Among those subjected to a botched execution was Smith, who was temporarily spared after guards failed to set an intravenous line to deliver a lethal injection into his veins before his death warrant expired on Nov. 17, 2022.
While the use of nitrogen for an execution was unprecedented stateside, Alabama lawyers who advocated for the method pointed to the use of nitrogen for assisted suicides in Europe as proof that death by nitrogen is equally effective and humane.
Smith’s lawyers never disputed that nitrogen could be an effective execution method, but they argued to an appeals court Wednesday that Alabama wasn’t properly prepared to carry out such an execution. They said the use of a mask—rather than a bag or other enclosure—could allow enough oxygen to seep through that’d possibly prolong the process of Smith losing consciousness, causing him to suffer before eventually succumbing.
The question of a leak also prompted some to voice concern for the health of others in the room, including Hood, who was made to sign a waiver acknowledging that he could be brought into contact with the colorless and odorless gas during the execution, according to NPR.
Despite those concerns, the federal appeals court ruled 2-1 Wednesday in favor of the execution remaining on schedule using nitrogen.

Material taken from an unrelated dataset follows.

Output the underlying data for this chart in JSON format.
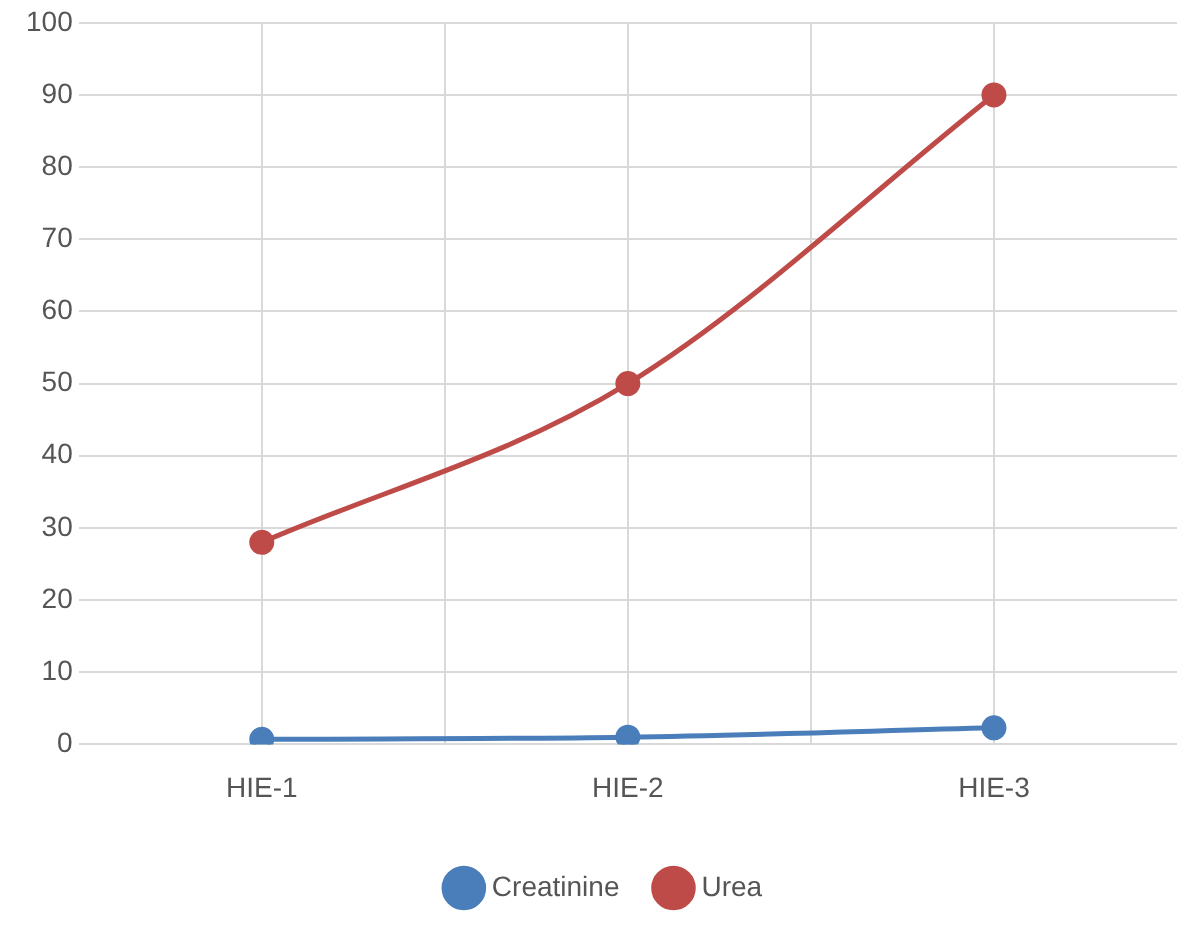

Smith’s lawyers then brought that same argument to the Supreme Court on Thursday, writing in a petition that Alabama’s use of a “one-size-fits-all mask” could lead to a botched execution with Smith in a “persistent vegetative state” or cause him to choke on his own vomit.

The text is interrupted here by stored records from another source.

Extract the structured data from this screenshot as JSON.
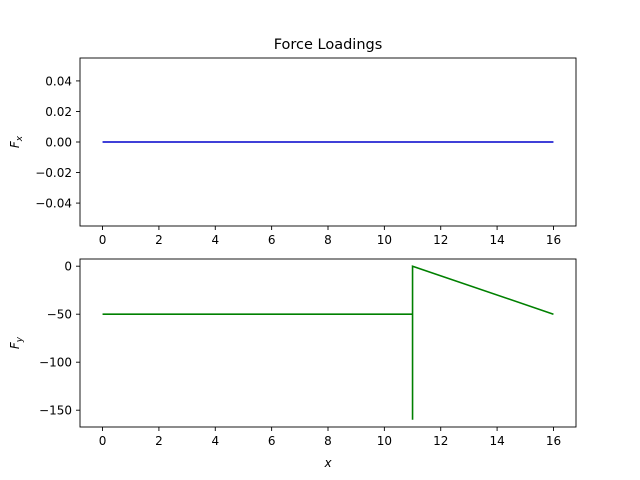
{
  "figure": {
    "title": "Force Loadings"
  },
  "chart_data": [
    {
      "type": "line",
      "title": "Force Loadings",
      "ylabel": "F",
      "ylabel_sub": "x",
      "xlabel": "",
      "xlim": [
        -0.8,
        16.8
      ],
      "ylim": [
        -0.055,
        0.055
      ],
      "xticks": [
        0,
        2,
        4,
        6,
        8,
        10,
        12,
        14,
        16
      ],
      "xtick_labels": [
        "0",
        "2",
        "4",
        "6",
        "8",
        "10",
        "12",
        "14",
        "16"
      ],
      "yticks": [
        0.04,
        0.02,
        0.0,
        -0.02,
        -0.04
      ],
      "ytick_labels": [
        "0.04",
        "0.02",
        "0.00",
        "−0.02",
        "−0.04"
      ],
      "grid": false,
      "series": [
        {
          "color": "#0000cc",
          "x": [
            0,
            16
          ],
          "y": [
            0,
            0
          ]
        }
      ]
    },
    {
      "type": "line",
      "title": "",
      "ylabel": "F",
      "ylabel_sub": "y",
      "xlabel": "x",
      "xlim": [
        -0.8,
        16.8
      ],
      "ylim": [
        -167.5,
        7.5
      ],
      "xticks": [
        0,
        2,
        4,
        6,
        8,
        10,
        12,
        14,
        16
      ],
      "xtick_labels": [
        "0",
        "2",
        "4",
        "6",
        "8",
        "10",
        "12",
        "14",
        "16"
      ],
      "yticks": [
        0,
        -50,
        -100,
        -150
      ],
      "ytick_labels": [
        "0",
        "−50",
        "−100",
        "−150"
      ],
      "grid": false,
      "series": [
        {
          "color": "#008000",
          "x": [
            0,
            11,
            11,
            11,
            16
          ],
          "y": [
            -50,
            -50,
            -160,
            0,
            -50
          ]
        }
      ]
    }
  ]
}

Attorneys for Smith suggested that a firing squad would be a “feasible and available alternative”to replace nitrogen hypoxia. Despite their pleas, the Supreme Court declined to act on the petition.
The White House denied to comment on the execution to multiple media outlets on Thursday, with a spokesperson telling the Times simply, “This is a state-level case and I won’t speak to the details of this particular case.”
Smith’s death by nitrogen has likely opened the door for other states to use the method in place of lethal injections. Even prior to Thursday, both Mississippi and Oklahoma had authorized their prisons to carry out executions by nitrogen hypoxia, but ordered them to do so only if they could not use lethal injection.